Configuring how requests are logged

Use the Settings > General > Logging page to:

  • Provide the IP address and port that Filtering Service uses to send log records to Log Server.
  • (Hybrid Module for Forcepoint Web Security) Provide the port that Sync Service uses to send hybrid log records to Log Server.
  • Specify what client-identifying information, if any, Filtering Service sends to Log Server for use in reporting.
  • Determine which URL categories are logged for use in reporting and category usage alerting (see Configuring category usage alerts).

In an environment with multiple Policy Servers, configure the Logging page separately for each Policy Server instance. All Filtering Service instances associated with the active Policy Server send their log records to the Log Server identified on this page.

When working with multiple Policy Servers, note that:

  • Each Policy Server can communicate with a single Log Server instance.
  • For reporting data to display, there must be a Log Server associated with the base Policy Server (the Policy Server instance specified during installation, noted on the Settings > General > Policy Servers page).

    This is typically the Policy Server installed with Policy Broker (for example, the Policy Server on the full policy source appliance).

  • If the Log Server IP address and port are blank for any Policy Server, the Filtering Service instances associated with that Policy Server cannot log any traffic for reporting or alerts.
  • Information about whether or not user names and IP addresses are logged is stored centrally, so the same settings are used throughout your deployment.

    Likewise, any changes you make to how categories are logged are shared by all Filtering Service and Log Server instances.

If your environment includes both multiple Policy Servers and multiple Log Servers, make sure you log on to each Policy Server separately, and verify that it is communicating with the correct Log Server.

  1. Enter the Log Server IPv4 address or hostname.
  2. Enter the Port that Filtering Service uses to send log records to Log Server (55805, by default).
  3. (Hybrid Module for Forcepoint Web Security) Enter the port that Sync Service uses to send log records from the hybrid service to Log Server.
  4. Click Check Status to determine whether the Forcepoint Security Manager is able to communicate with Log Server using the specified location and port.

    A message indicates whether the connection test passed. Update the IP address or hostname and port, if needed, until the test is successful.

  5. Specify how much user data is stored in log records and displayed in reports:
    • To log identifying information for machines accessing the Internet, mark Log IP addresses.
    • To log identifying information for users accessing the Internet, mark Log user names.
      Note: If you do not log IP addresses or user names, there can be no user data in your reports. This is sometimes called anonymous logging.
    • If you are using Forcepoint Web Security, and want Threats dashboard tables to include source device name information, when available, click Log hostnames.

      Name information is available in threat-related logs only. It is not available for Internet activity to which no severity is assigned.

  6. Use the Selective Category Logging list to indicate any URL categories that should not be logged. Changes made here apply to all category filters in all active policies.
    Note:

    If you disable logging for categories that have usage alerts set up (see Configuring category usage alerts), no usage alerts can be sent.
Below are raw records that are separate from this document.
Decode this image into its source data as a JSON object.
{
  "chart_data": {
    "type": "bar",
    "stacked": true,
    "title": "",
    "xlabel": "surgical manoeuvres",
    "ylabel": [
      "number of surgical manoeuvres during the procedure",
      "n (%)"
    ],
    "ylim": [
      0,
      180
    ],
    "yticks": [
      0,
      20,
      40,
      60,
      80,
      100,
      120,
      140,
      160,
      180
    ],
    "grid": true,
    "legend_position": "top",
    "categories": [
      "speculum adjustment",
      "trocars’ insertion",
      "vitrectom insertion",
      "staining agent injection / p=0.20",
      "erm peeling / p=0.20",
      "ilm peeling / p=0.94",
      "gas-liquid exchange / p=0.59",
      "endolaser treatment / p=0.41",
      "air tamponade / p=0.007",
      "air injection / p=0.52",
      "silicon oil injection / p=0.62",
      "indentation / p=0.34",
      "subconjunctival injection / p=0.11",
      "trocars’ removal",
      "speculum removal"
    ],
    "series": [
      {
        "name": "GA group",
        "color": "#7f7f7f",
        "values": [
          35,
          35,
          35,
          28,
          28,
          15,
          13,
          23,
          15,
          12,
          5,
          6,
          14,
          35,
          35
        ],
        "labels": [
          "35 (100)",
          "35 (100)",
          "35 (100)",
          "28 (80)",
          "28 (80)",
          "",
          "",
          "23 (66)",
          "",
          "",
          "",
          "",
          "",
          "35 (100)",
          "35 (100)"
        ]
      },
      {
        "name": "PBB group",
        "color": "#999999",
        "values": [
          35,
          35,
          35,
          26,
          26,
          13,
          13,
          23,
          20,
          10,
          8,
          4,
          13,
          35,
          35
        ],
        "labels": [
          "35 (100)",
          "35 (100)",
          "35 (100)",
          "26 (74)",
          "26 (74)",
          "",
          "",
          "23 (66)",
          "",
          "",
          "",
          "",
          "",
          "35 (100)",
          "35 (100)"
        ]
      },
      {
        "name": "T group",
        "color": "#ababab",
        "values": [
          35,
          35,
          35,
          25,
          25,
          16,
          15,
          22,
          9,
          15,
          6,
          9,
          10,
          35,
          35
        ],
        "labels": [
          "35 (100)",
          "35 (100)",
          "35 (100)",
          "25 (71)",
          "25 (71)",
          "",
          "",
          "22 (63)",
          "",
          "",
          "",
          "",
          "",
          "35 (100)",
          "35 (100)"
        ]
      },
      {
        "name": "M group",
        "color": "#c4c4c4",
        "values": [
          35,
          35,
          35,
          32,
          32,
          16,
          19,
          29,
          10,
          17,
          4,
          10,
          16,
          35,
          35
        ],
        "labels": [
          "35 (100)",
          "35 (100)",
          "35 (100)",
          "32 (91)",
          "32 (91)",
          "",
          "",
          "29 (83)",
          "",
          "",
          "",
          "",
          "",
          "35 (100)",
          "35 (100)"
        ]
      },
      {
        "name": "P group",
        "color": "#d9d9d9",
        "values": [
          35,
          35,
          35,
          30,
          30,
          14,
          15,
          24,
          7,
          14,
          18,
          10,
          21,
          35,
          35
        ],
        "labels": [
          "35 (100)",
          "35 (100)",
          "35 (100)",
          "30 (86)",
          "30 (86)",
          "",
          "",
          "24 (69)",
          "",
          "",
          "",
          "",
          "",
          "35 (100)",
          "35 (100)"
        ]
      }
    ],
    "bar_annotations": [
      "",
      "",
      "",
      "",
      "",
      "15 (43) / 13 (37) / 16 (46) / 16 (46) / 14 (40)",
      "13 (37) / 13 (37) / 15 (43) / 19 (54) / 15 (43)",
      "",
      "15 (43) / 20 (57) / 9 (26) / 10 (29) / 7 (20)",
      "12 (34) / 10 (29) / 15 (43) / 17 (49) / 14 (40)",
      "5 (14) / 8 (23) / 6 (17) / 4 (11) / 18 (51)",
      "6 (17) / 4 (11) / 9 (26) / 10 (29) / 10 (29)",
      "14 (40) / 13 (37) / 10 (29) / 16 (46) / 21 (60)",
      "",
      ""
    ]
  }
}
    Reports cannot include information about categories that are not logged.

    Categories with “(Restricted)” next to the name were added using the Management API. See the Management API Guide for details.

    • Use the Find category search box to quickly jump to a specific category.
    • Expand parent categories as needed to change logging for subcategories.
    • Clear the check box next to a category name to stop logging the category.

      You must select or deselect each category separately. Selecting a parent category does not automatically select its subcategories. Use Select All and Clear All to assist with selections.

  7. Click OK to cache your changes. Changes are not implemented until you click Save and Deploy.